At first she was standing near the bed, and the psychic with her said "And this is the bed where she was stabbed by her husband". "Ye-ye-yes, your right, thats what our research showed...." and then the psychic continues "And this fireplace is where the wolf with red eyes - perhaps the form the husband now takes - runs into and disappears...." Immediately the woman yelps...."Something - Something just brushed against my leg.....and its getting C-c-c-cold in here......" At this point the camera guys are freaking out. You hear from the behind the cameras "Yep, yep, I bloody felt that @#$". Then she turns toward the psychic cheerily... "Where do you want to go now?". "Oh, I dont know, " he says, "Lets go outside to the gardens where the beheadings were." (!)

It mostly occured to me that these people probably pick spiritual "garbage" up on their escapades. I wouldnt be at all surprised if unnatural occurences started at their homes, or they started feeling depressed or angry a good bit of the time. Very, very weird TV programming, to be honest. Crap job if you ask me.

Peace
Homeskooled


----------



## Martinelv (Aug 10, 2004)

I'm into two minds about it; or rather - the truth of it. My natural inclination is, of course, to ascribe the bumps and bangs and 'orbs' to natural explainations - which I reckon about 95% of it can be. Another 4.99999% percent to unknown psychological factors, and the rest - well, possibly what you say Homes, 'spiritual' garbage, or as the great Derek Acorah says - residual energy. Whatever that is. I really don't think his 'possessions' are the real deal. Too flakey. Saying that, he does sometimes come up with surprisingly accurate names and stuff, when he isn't flinging himself around the place like a dervish.

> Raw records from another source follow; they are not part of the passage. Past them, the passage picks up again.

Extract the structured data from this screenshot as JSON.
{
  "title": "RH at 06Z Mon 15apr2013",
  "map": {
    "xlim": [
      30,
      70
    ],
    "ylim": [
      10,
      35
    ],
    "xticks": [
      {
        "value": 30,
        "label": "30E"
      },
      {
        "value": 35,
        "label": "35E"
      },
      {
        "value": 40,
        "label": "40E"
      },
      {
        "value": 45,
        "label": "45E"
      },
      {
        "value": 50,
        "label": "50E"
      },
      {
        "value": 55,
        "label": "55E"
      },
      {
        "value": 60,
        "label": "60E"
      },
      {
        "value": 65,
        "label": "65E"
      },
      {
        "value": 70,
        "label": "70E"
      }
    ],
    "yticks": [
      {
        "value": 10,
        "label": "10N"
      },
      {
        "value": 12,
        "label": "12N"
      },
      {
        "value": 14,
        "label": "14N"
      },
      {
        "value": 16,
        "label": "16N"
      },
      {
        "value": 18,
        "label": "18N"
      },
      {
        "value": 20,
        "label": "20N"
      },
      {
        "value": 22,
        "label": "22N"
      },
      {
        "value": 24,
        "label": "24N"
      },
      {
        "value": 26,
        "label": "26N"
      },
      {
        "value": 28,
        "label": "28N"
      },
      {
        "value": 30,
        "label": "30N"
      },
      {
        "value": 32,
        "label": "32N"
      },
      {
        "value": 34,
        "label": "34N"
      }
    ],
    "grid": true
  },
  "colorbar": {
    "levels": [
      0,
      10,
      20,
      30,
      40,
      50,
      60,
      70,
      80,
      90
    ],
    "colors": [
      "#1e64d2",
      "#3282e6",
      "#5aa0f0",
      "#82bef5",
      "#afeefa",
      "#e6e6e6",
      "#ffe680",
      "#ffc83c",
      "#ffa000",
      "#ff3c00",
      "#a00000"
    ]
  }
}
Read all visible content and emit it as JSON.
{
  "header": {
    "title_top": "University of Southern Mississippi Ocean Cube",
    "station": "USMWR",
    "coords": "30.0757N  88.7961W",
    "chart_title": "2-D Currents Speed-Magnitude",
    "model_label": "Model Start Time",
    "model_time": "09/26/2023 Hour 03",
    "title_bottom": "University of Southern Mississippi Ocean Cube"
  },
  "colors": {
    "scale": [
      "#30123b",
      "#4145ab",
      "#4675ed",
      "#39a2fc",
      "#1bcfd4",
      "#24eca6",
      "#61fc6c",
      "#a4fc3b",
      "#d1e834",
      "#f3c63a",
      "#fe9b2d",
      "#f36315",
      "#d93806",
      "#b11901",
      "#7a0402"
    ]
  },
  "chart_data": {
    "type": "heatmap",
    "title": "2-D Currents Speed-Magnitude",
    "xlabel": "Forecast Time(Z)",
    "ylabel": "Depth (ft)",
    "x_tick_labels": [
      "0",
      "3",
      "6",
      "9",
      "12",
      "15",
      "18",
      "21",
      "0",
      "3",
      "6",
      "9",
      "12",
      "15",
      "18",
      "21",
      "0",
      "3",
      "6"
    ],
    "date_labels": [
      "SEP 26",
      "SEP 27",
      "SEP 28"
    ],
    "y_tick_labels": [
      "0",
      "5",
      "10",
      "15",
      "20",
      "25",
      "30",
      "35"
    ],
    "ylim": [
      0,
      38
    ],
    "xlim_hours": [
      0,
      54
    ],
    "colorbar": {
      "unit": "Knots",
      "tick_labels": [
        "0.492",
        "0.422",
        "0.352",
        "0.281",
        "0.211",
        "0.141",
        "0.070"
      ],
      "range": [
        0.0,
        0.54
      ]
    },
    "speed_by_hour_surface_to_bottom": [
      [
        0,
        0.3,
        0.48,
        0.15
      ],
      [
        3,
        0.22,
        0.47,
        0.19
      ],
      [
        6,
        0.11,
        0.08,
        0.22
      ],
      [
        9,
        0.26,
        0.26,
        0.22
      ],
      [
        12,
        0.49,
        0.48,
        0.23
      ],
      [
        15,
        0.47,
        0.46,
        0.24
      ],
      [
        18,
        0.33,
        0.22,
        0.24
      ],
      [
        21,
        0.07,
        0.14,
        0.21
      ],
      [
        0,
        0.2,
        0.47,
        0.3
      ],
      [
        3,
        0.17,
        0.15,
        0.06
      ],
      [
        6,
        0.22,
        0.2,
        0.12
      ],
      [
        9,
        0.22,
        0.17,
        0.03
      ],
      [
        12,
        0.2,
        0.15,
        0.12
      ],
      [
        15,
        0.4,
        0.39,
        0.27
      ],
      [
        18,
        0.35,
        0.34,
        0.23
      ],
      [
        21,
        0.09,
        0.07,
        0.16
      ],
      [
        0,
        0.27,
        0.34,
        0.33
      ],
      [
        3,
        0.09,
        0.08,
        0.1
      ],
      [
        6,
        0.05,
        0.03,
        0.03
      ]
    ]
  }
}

Above all I think it's cracking entertainment. I think it's hysterical - when they get hysterical. Yvette Fielding need some benzo's, I kid you not. If she doesn't, she'll end up having a nervous breakdown in the not-to-distant future.

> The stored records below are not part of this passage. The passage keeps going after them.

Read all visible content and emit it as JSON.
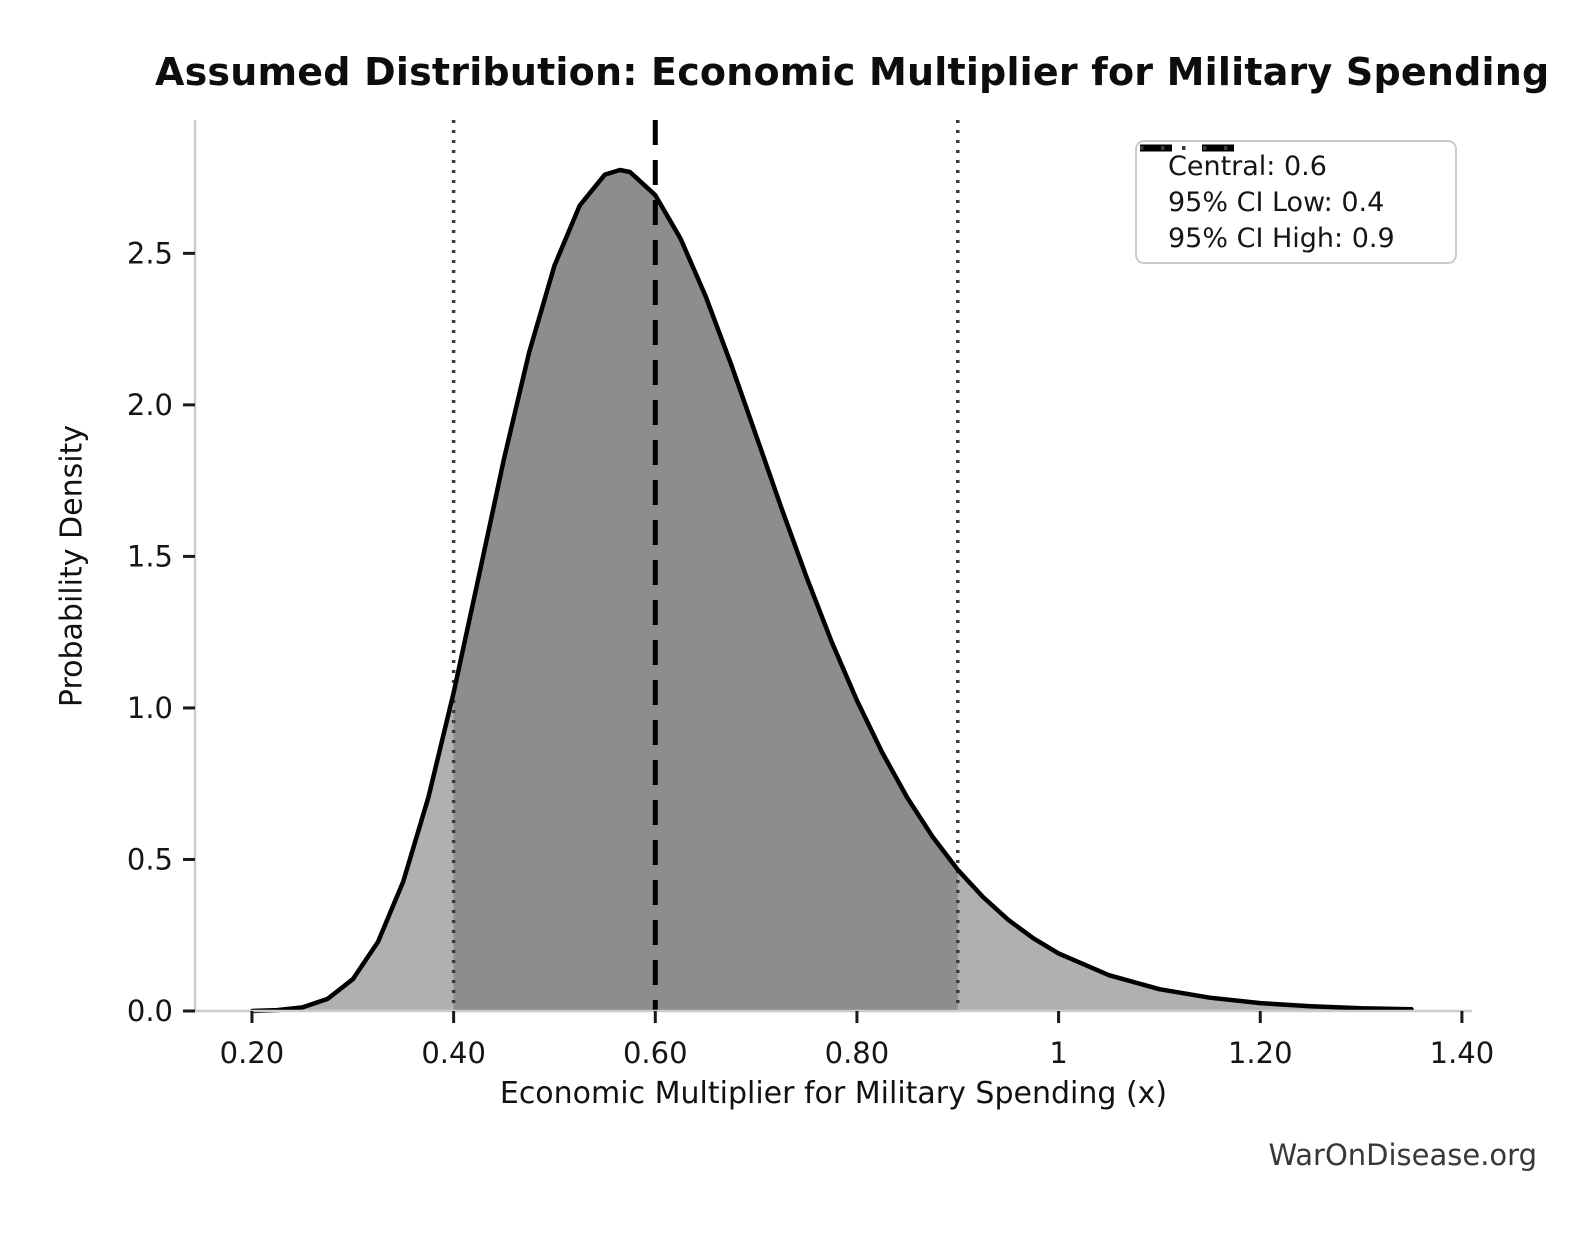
{
  "chart_data": {
    "type": "area",
    "title": "Assumed Distribution: Economic Multiplier for Military Spending",
    "xlabel": "Economic Multiplier for Military Spending (x)",
    "ylabel": "Probability Density",
    "watermark": "WarOnDisease.org",
    "xlim": [
      0.1435,
      1.41
    ],
    "ylim": [
      0,
      2.94
    ],
    "grid": false,
    "xticks": {
      "values": [
        0.2,
        0.4,
        0.6,
        0.8,
        1.0,
        1.2,
        1.4
      ],
      "labels": [
        "0.20",
        "0.40",
        "0.60",
        "0.80",
        "1",
        "1.20",
        "1.40"
      ]
    },
    "yticks": {
      "values": [
        0.0,
        0.5,
        1.0,
        1.5,
        2.0,
        2.5
      ],
      "labels": [
        "0.0",
        "0.5",
        "1.0",
        "1.5",
        "2.0",
        "2.5"
      ]
    },
    "series": [
      {
        "name": "density-curve",
        "color": "#000000",
        "x": [
          0.2,
          0.225,
          0.25,
          0.275,
          0.3,
          0.325,
          0.35,
          0.375,
          0.4,
          0.425,
          0.45,
          0.475,
          0.5,
          0.525,
          0.55,
          0.565,
          0.575,
          0.6,
          0.625,
          0.65,
          0.675,
          0.7,
          0.725,
          0.75,
          0.775,
          0.8,
          0.825,
          0.85,
          0.875,
          0.9,
          0.925,
          0.95,
          0.975,
          1.0,
          1.05,
          1.1,
          1.15,
          1.2,
          1.25,
          1.3,
          1.35
        ],
        "y": [
          0.0,
          0.003,
          0.012,
          0.04,
          0.105,
          0.228,
          0.427,
          0.705,
          1.05,
          1.434,
          1.822,
          2.174,
          2.46,
          2.658,
          2.76,
          2.775,
          2.768,
          2.692,
          2.549,
          2.358,
          2.136,
          1.899,
          1.661,
          1.432,
          1.218,
          1.025,
          0.853,
          0.703,
          0.575,
          0.466,
          0.376,
          0.301,
          0.24,
          0.19,
          0.118,
          0.072,
          0.044,
          0.026,
          0.016,
          0.009,
          0.006
        ]
      }
    ],
    "fills": [
      {
        "name": "distribution-area",
        "range": [
          0.2,
          1.35
        ],
        "color": "#b0b0b0"
      },
      {
        "name": "ci-area",
        "range": [
          0.4,
          0.9
        ],
        "color": "#8d8d8d"
      }
    ],
    "markers": [
      {
        "name": "central",
        "value": 0.6,
        "style": "dashed",
        "color": "#000000"
      },
      {
        "name": "ci-low",
        "value": 0.4,
        "style": "dotted",
        "color": "#3a3a3a"
      },
      {
        "name": "ci-high",
        "value": 0.9,
        "style": "dotted",
        "color": "#3a3a3a"
      }
    ],
    "legend": {
      "position": "upper-right",
      "items": [
        {
          "label": "Central: 0.6",
          "style": "dashed",
          "color": "#000000"
        },
        {
          "label": "95% CI Low: 0.4",
          "style": "dotted",
          "color": "#3a3a3a"
        },
        {
          "label": "95% CI High: 0.9",
          "style": "dotted",
          "color": "#3a3a3a"
        }
      ]
    },
    "colors": {
      "background": "#ffffff",
      "spine": "#cccccc",
      "tick": "#1a1a1a",
      "text": "#000000",
      "watermark": "#383838"
    }
  }
}
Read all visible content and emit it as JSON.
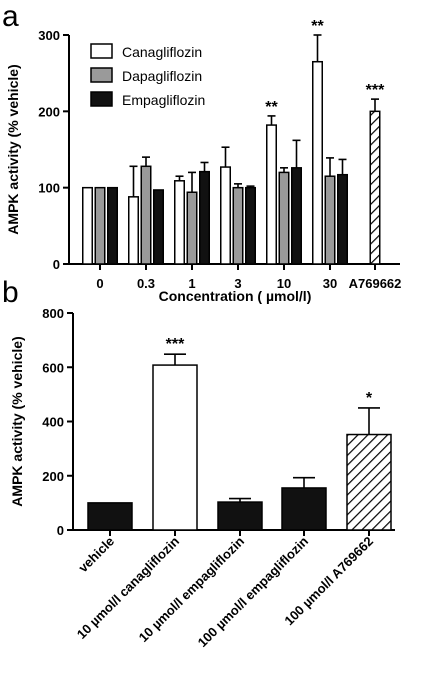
{
  "figure": {
    "panel_a_label": "a",
    "panel_b_label": "b"
  },
  "chart_data": [
    {
      "type": "bar",
      "panel": "a",
      "xlabel": "Concentration ( µmol/l)",
      "ylabel": "AMPK activity (% vehicle)",
      "ylim": [
        0,
        300
      ],
      "yticks": [
        0,
        100,
        200,
        300
      ],
      "categories": [
        "0",
        "0.3",
        "1",
        "3",
        "10",
        "30",
        "A769662"
      ],
      "series": [
        {
          "name": "Canagliflozin",
          "fill": "#ffffff",
          "values": [
            100,
            88,
            109,
            127,
            182,
            265,
            null
          ],
          "errors": [
            0,
            40,
            6,
            26,
            12,
            35,
            null
          ],
          "significance": [
            "",
            "",
            "",
            "",
            "**",
            "**",
            ""
          ]
        },
        {
          "name": "Dapagliflozin",
          "fill": "#9a9a9a",
          "values": [
            100,
            128,
            94,
            100,
            120,
            115,
            null
          ],
          "errors": [
            0,
            12,
            26,
            5,
            6,
            24,
            null
          ],
          "significance": [
            "",
            "",
            "",
            "",
            "",
            "",
            ""
          ]
        },
        {
          "name": "Empagliflozin",
          "fill": "#111111",
          "values": [
            100,
            97,
            121,
            100,
            126,
            117,
            null
          ],
          "errors": [
            0,
            0,
            12,
            2,
            36,
            20,
            null
          ],
          "significance": [
            "",
            "",
            "",
            "",
            "",
            "",
            ""
          ]
        }
      ],
      "reference": {
        "category": "A769662",
        "value": 200,
        "error": 16,
        "pattern": "hatched",
        "significance": "***"
      },
      "legend": "top-left",
      "grid": false
    },
    {
      "type": "bar",
      "panel": "b",
      "xlabel": "",
      "ylabel": "AMPK activity (% vehicle)",
      "ylim": [
        0,
        800
      ],
      "yticks": [
        0,
        200,
        400,
        600,
        800
      ],
      "categories": [
        "vehicle",
        "10 µmol/l canagliflozin",
        "10 µmol/l empagliflozin",
        "100 µmol/l empagliflozin",
        "100 µmol/l A769662"
      ],
      "values": [
        100,
        608,
        103,
        155,
        352
      ],
      "errors": [
        0,
        40,
        13,
        38,
        98
      ],
      "fills": [
        "#111111",
        "#ffffff",
        "#111111",
        "#111111",
        "hatched"
      ],
      "significance": [
        "",
        "***",
        "",
        "",
        "*"
      ],
      "grid": false
    }
  ]
}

http://www.livingtv.co.uk/mosthaunted/


----------



## Homeskooled (Aug 10, 2004)

Yeah, what really struck me as funny was the fact that when she's done screaming, she moves right onto the next locale. She's some sort of glutton for punishment, me thinks. I mean, how do you wake up (and it's a night shift job, so she probably wakes up at 6 in the evening) and psyche yourself up for a night of, as you pointed out, hysterical frenzy leading to a nervous breakdown? Yes, I definitely think she is going to lose it from this....PTSD somewhere in the near future. I dont know if benzos are going to help her at the that point, either. Risperedal and a straightjacket more than likely!

Peace
Homeskooled

PS - The most obvious conclusion I came to was that they probably ham it up a bit, or say things like "Hey, lets pretend there's a dog here, brushig up against our legs, eh?" before shooting. That would be more in line with how "reality" TV is partially scripted, and it would explain how the producers actually get these people to return, day after day. But I think that there is probably a genuine side to the show, too. It has quite a large following, and the many of the locales have well known histories.


----------



## Rozanne (Feb 24, 2006)

:arrow:


----------



## comfortably numb (Mar 6, 2006)

I never saw this show because i dont think we get it here. Sounds pretty cool though.

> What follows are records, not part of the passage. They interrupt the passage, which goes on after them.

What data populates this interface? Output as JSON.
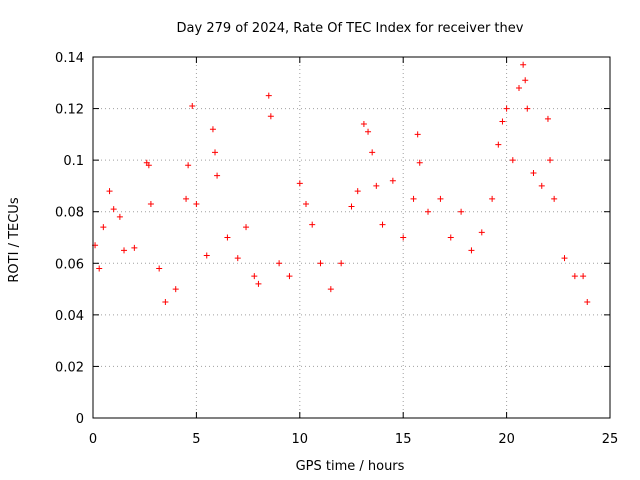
{
  "chart_data": {
    "type": "scatter",
    "title": "Day 279 of 2024, Rate Of TEC Index for receiver thev",
    "xlabel": "GPS time / hours",
    "ylabel": "ROTI / TECUs",
    "xlim": [
      0,
      25
    ],
    "ylim": [
      0,
      0.14
    ],
    "x_ticks": [
      0,
      5,
      10,
      15,
      20,
      25
    ],
    "y_ticks": [
      0,
      0.02,
      0.04,
      0.06,
      0.08,
      0.1,
      0.12,
      0.14
    ],
    "x_tick_labels": [
      "0",
      "5",
      "10",
      "15",
      "20",
      "25"
    ],
    "y_tick_labels": [
      "0",
      "0.02",
      "0.04",
      "0.06",
      "0.08",
      "0.1",
      "0.12",
      "0.14"
    ],
    "grid": true,
    "legend": "none",
    "marker": "plus",
    "marker_color": "#ff0000",
    "series": [
      {
        "values": [
          {
            "x": 0.1,
            "y": 0.067
          },
          {
            "x": 0.3,
            "y": 0.058
          },
          {
            "x": 0.5,
            "y": 0.074
          },
          {
            "x": 0.8,
            "y": 0.088
          },
          {
            "x": 1.0,
            "y": 0.081
          },
          {
            "x": 1.3,
            "y": 0.078
          },
          {
            "x": 1.5,
            "y": 0.065
          },
          {
            "x": 2.0,
            "y": 0.066
          },
          {
            "x": 2.6,
            "y": 0.099
          },
          {
            "x": 2.7,
            "y": 0.098
          },
          {
            "x": 2.8,
            "y": 0.083
          },
          {
            "x": 3.2,
            "y": 0.058
          },
          {
            "x": 3.5,
            "y": 0.045
          },
          {
            "x": 4.0,
            "y": 0.05
          },
          {
            "x": 4.5,
            "y": 0.085
          },
          {
            "x": 4.6,
            "y": 0.098
          },
          {
            "x": 4.8,
            "y": 0.121
          },
          {
            "x": 5.0,
            "y": 0.083
          },
          {
            "x": 5.5,
            "y": 0.063
          },
          {
            "x": 5.8,
            "y": 0.112
          },
          {
            "x": 5.9,
            "y": 0.103
          },
          {
            "x": 6.0,
            "y": 0.094
          },
          {
            "x": 6.5,
            "y": 0.07
          },
          {
            "x": 7.0,
            "y": 0.062
          },
          {
            "x": 7.4,
            "y": 0.074
          },
          {
            "x": 7.8,
            "y": 0.055
          },
          {
            "x": 8.0,
            "y": 0.052
          },
          {
            "x": 8.5,
            "y": 0.125
          },
          {
            "x": 8.6,
            "y": 0.117
          },
          {
            "x": 9.0,
            "y": 0.06
          },
          {
            "x": 9.5,
            "y": 0.055
          },
          {
            "x": 10.0,
            "y": 0.091
          },
          {
            "x": 10.3,
            "y": 0.083
          },
          {
            "x": 10.6,
            "y": 0.075
          },
          {
            "x": 11.0,
            "y": 0.06
          },
          {
            "x": 11.5,
            "y": 0.05
          },
          {
            "x": 12.0,
            "y": 0.06
          },
          {
            "x": 12.5,
            "y": 0.082
          },
          {
            "x": 12.8,
            "y": 0.088
          },
          {
            "x": 13.1,
            "y": 0.114
          },
          {
            "x": 13.3,
            "y": 0.111
          },
          {
            "x": 13.5,
            "y": 0.103
          },
          {
            "x": 13.7,
            "y": 0.09
          },
          {
            "x": 14.0,
            "y": 0.075
          },
          {
            "x": 14.5,
            "y": 0.092
          },
          {
            "x": 15.0,
            "y": 0.07
          },
          {
            "x": 15.5,
            "y": 0.085
          },
          {
            "x": 15.7,
            "y": 0.11
          },
          {
            "x": 15.8,
            "y": 0.099
          },
          {
            "x": 16.2,
            "y": 0.08
          },
          {
            "x": 16.8,
            "y": 0.085
          },
          {
            "x": 17.3,
            "y": 0.07
          },
          {
            "x": 17.8,
            "y": 0.08
          },
          {
            "x": 18.3,
            "y": 0.065
          },
          {
            "x": 18.8,
            "y": 0.072
          },
          {
            "x": 19.3,
            "y": 0.085
          },
          {
            "x": 19.6,
            "y": 0.106
          },
          {
            "x": 19.8,
            "y": 0.115
          },
          {
            "x": 20.0,
            "y": 0.12
          },
          {
            "x": 20.3,
            "y": 0.1
          },
          {
            "x": 20.6,
            "y": 0.128
          },
          {
            "x": 20.8,
            "y": 0.137
          },
          {
            "x": 20.9,
            "y": 0.131
          },
          {
            "x": 21.0,
            "y": 0.12
          },
          {
            "x": 21.3,
            "y": 0.095
          },
          {
            "x": 21.7,
            "y": 0.09
          },
          {
            "x": 22.0,
            "y": 0.116
          },
          {
            "x": 22.1,
            "y": 0.1
          },
          {
            "x": 22.3,
            "y": 0.085
          },
          {
            "x": 22.8,
            "y": 0.062
          },
          {
            "x": 23.3,
            "y": 0.055
          },
          {
            "x": 23.7,
            "y": 0.055
          },
          {
            "x": 23.9,
            "y": 0.045
          }
        ]
      }
    ]
  }
}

But i dont believe in possesion's, haunting's, ghost's or any of that crap. The human mind is capable of doing some weird thing's and this can explain most of the supernatural stuff. I have no doubt at all that people see ghost's but i dont think they exist.

I had to walk through this supposedly haunted place to get home after a party. It was pitch black and about 3 in the morning. This guy died there and supposedly his spirit was still there. More then a few people have freaked out walking by that area. There's a few cottages in the area and people have heard knock's on their door's and they went to answer them but noone was there. It's a goddamn desolate spot so nobody was playing trick's there i dont think.

I was more then a little scared inspite of how drunk i was. Every little sound made me jumpy and i kept looking behind my back and all around. Thankfully i had a bottle of vodka with me to calm my nerves down. I think i finished off half the bottle on the walk through lol.

But the point is that if i hadent have heard all of those tales i dont think i would have been jumpy at all. It was all in my head.


----------